Curiously, all of these companies had unique founder-oriented and innovative cultures prior to the GE playbook coming in. Every time, these cultures were subverted to becoming earnings machines. They all nearly collapsed, around the same time that GE itself ended up on the brink of bankruptcy.
That is, until the Tao struck back.
Today, the GE accounting-focused culture is a high profile embarrassment for all management training programs. Now the HBDI is back, and nearly all Fortune 100 companies are utilizing it.
It’s a welcome development. But I think today we also risk the same mistake as Welch in the 80’s, if we completely throw out his playbook and ignore quarterly results.
GE has embraced a culture of “all feedback matters,” and the entire organization is part of resuscitating industrial giant. They have collectively added back nearly half a trillion in market capitalization through an Eastern-oriented Kaizen culture, but they also produce results. It’s not a softer company — it’s more inclusive. But it’s still in turbo mode. It’s just that the “Tao,” has struck back.
The Tao Strikes Back
"The rigid and hard will be broken. The soft and yielding will overcome." -Tao Te Ching, Chapter 76
Herrmann’s test is back.
Much like the Tao Te Ching reads a bit like the wisdom of Yoda, we routinely overlook the wisdom of the master, and instead focus on the fight between the two sides.

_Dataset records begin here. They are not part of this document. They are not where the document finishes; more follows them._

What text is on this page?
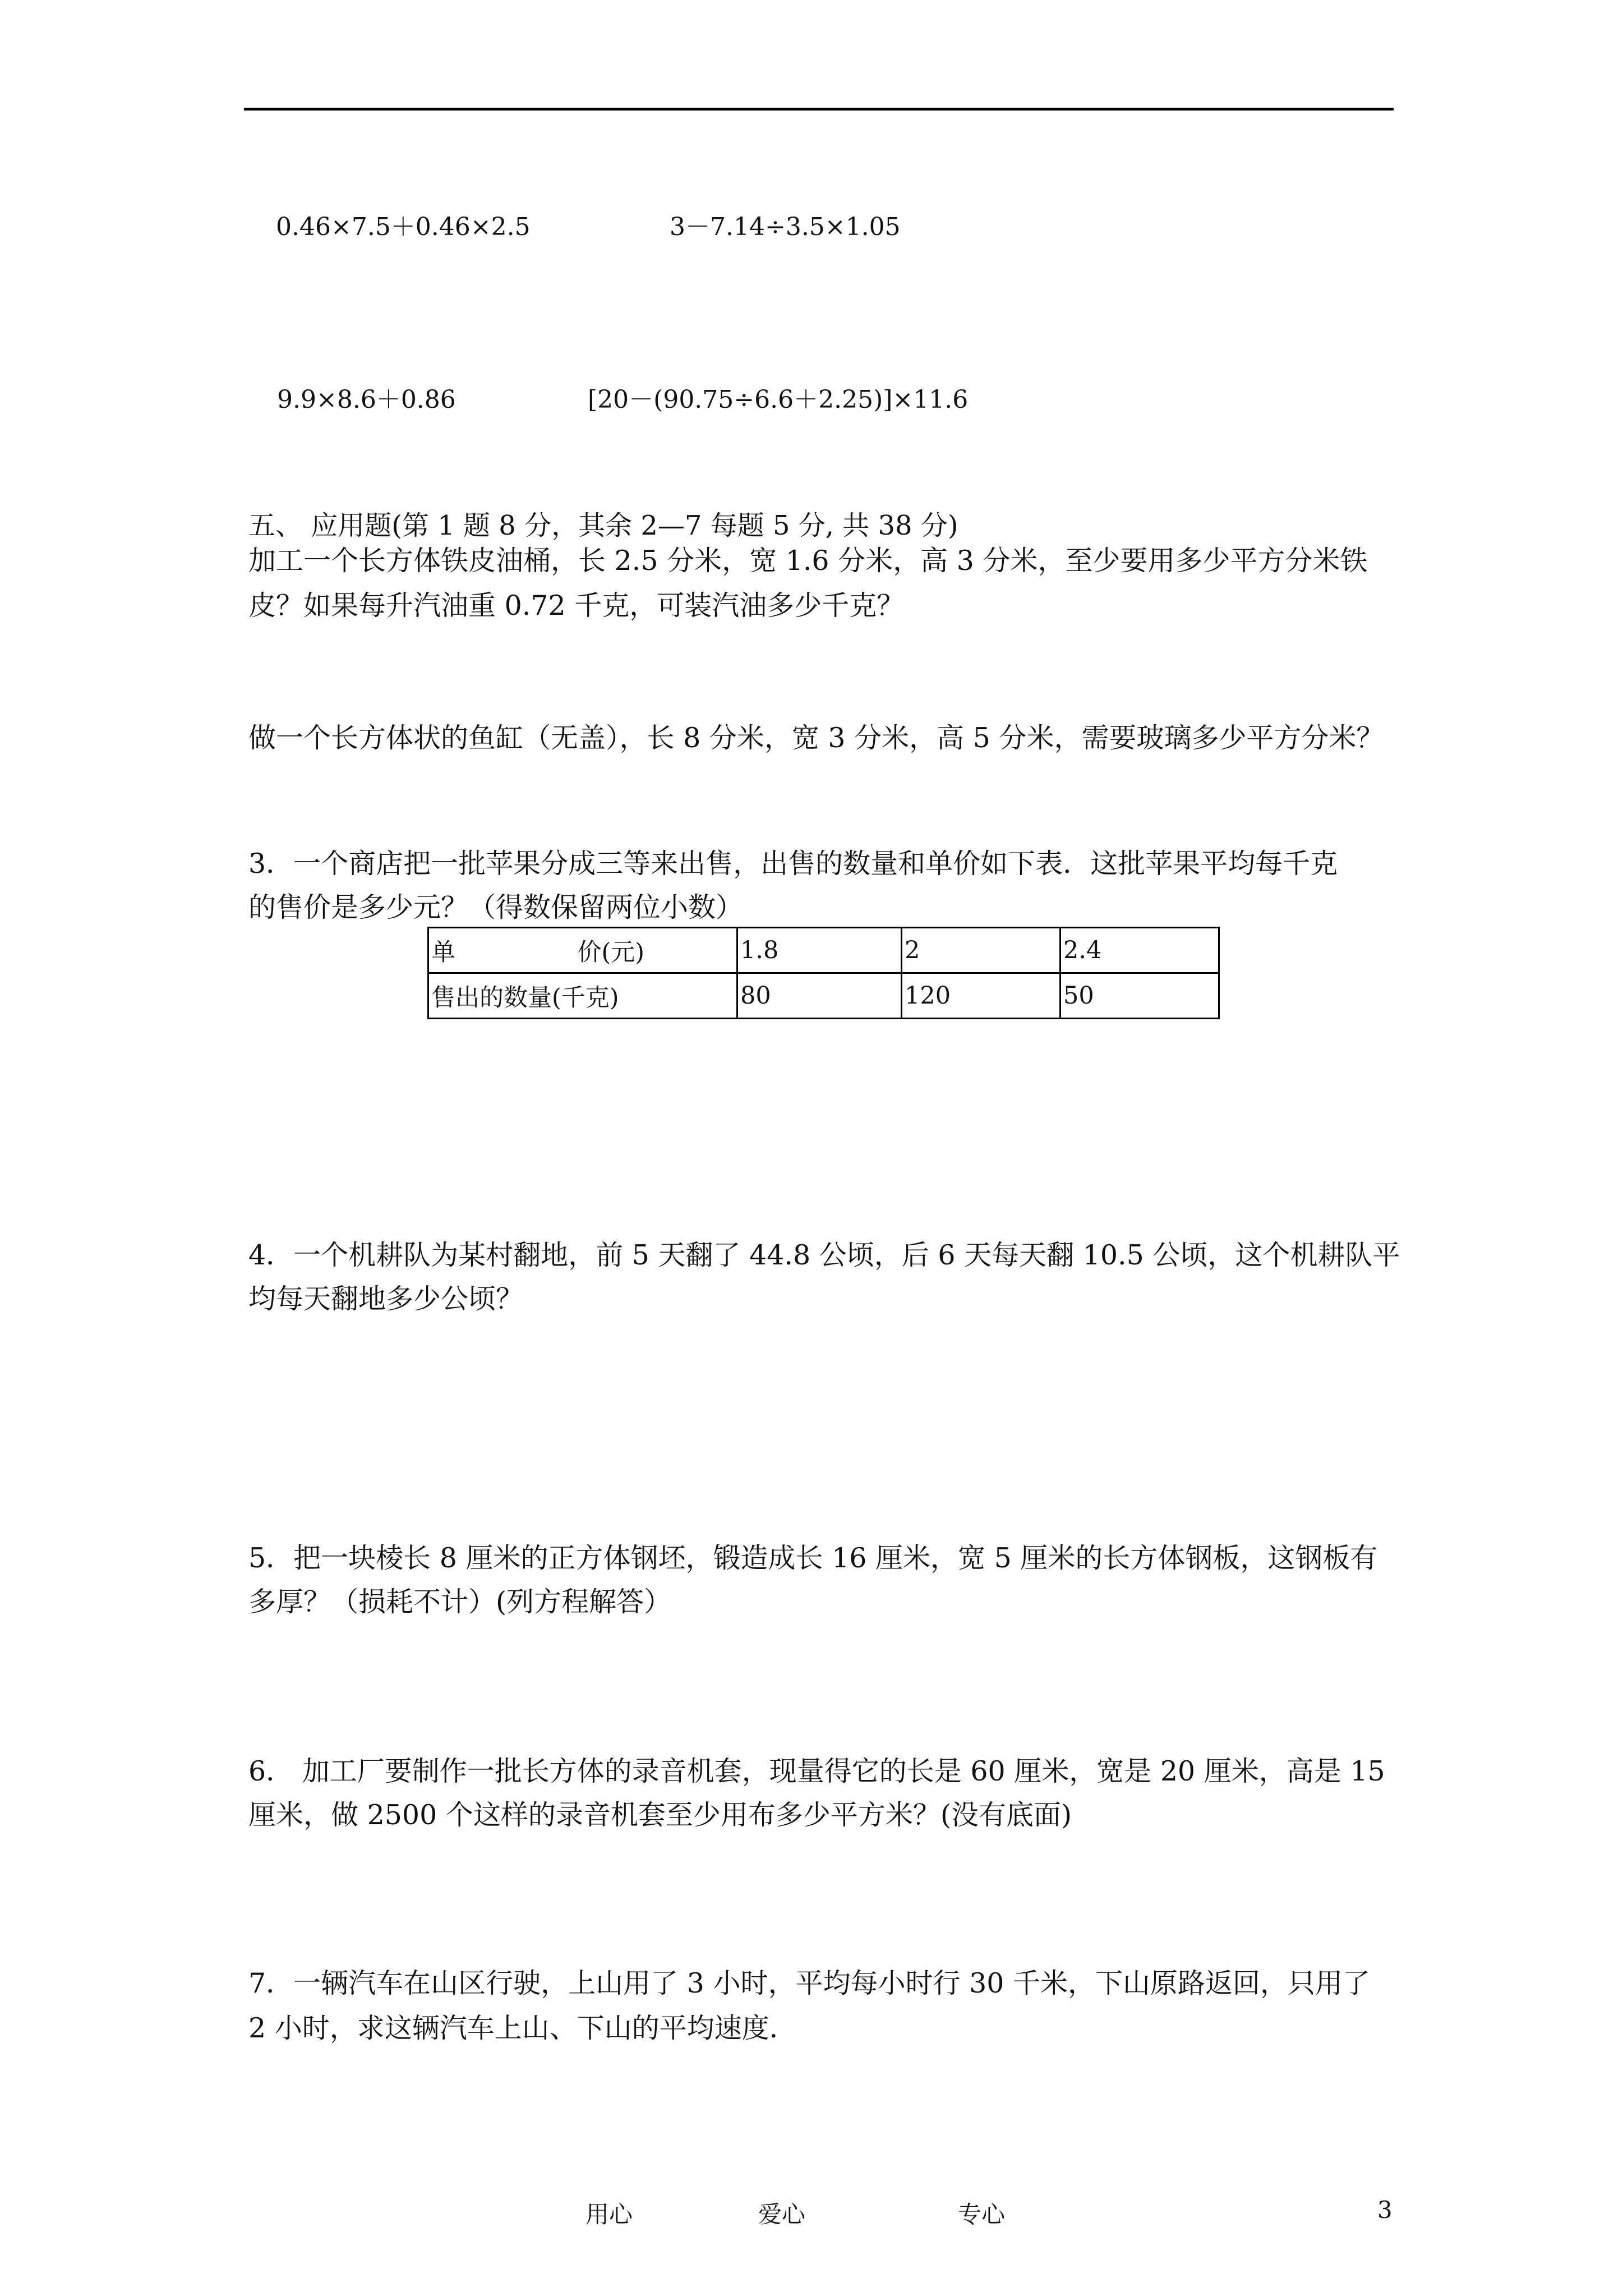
0.46×7.5＋0.46×2.5	3－7.14÷3.5×1.05
9.9×8.6＋0.86	[20－(90.75÷6.6＋2.25)]×11.6
五、 应用题(第 1 题 8 分，其余 2—7 每题 5 分, 共 38 分)
加工一个长方体铁皮油桶，长 2.5 分米，宽 1.6 分米，高 3 分米，至少要用多少平方分米铁
皮？如果每升汽油重 0.72 千克，可装汽油多少千克？
做一个长方体状的鱼缸（无盖），长 8 分米，宽 3 分米，高 5 分米，需要玻璃多少平方分米？
3．一个商店把一批苹果分成三等来出售，出售的数量和单价如下表．这批苹果平均每千克
的售价是多少元？（得数保留两位小数）
单 价(元)	1.8	2	2.4
售出的数量(千克)	80	120	50
4．一个机耕队为某村翻地，前 5 天翻了 44.8 公顷，后 6 天每天翻 10.5 公顷，这个机耕队平
均每天翻地多少公顷？
5．把一块棱长 8 厘米的正方体钢坯，锻造成长 16 厘米，宽 5 厘米的长方体钢板，这钢板有
多厚？（损耗不计）(列方程解答）
6． 加工厂要制作一批长方体的录音机套，现量得它的长是 60 厘米，宽是 20 厘米，高是 15
厘米，做 2500 个这样的录音机套至少用布多少平方米？(没有底面)
7．一辆汽车在山区行驶，上山用了 3 小时，平均每小时行 30 千米，下山原路返回，只用了
2 小时，求这辆汽车上山、下山的平均速度．
用心	爱心	专心	3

But if I’ve discovered anything after trying what feels like all the management systems, is that it’s not about one way or another — as the Tao Te Ching would advise. Despite the fact that “Tao” stands for “the way,” in reading its text, it is very open to many perspectives, many ways. In fact, the eastern blend of more right-brain oriented Tao with left-brain oriented Confucianism ideas would balance a symbiosis that created the world’s first and most advanced mega economy.
It wasn’t one or the other, but both.
We have to have both sides to the GE story. We have to find balance. This is not a match between good and evil, right and wrong, accounting vs. culture — or rather, left vs. right. It’s about creating durable growth, innovation, and movements that last.
The only way that has ever happened is by enabling a highly diverse team that can go not just win in the world, but build it anew — each member honoring their own skill-set.
Or as the Tao te Ching advises: “The sage has no fixed mind; he takes as his own the mind of the people.”
The best builders have no fixed mind, or fixed view; they make room for other minds, other tools and other views. That is how they find the Tao.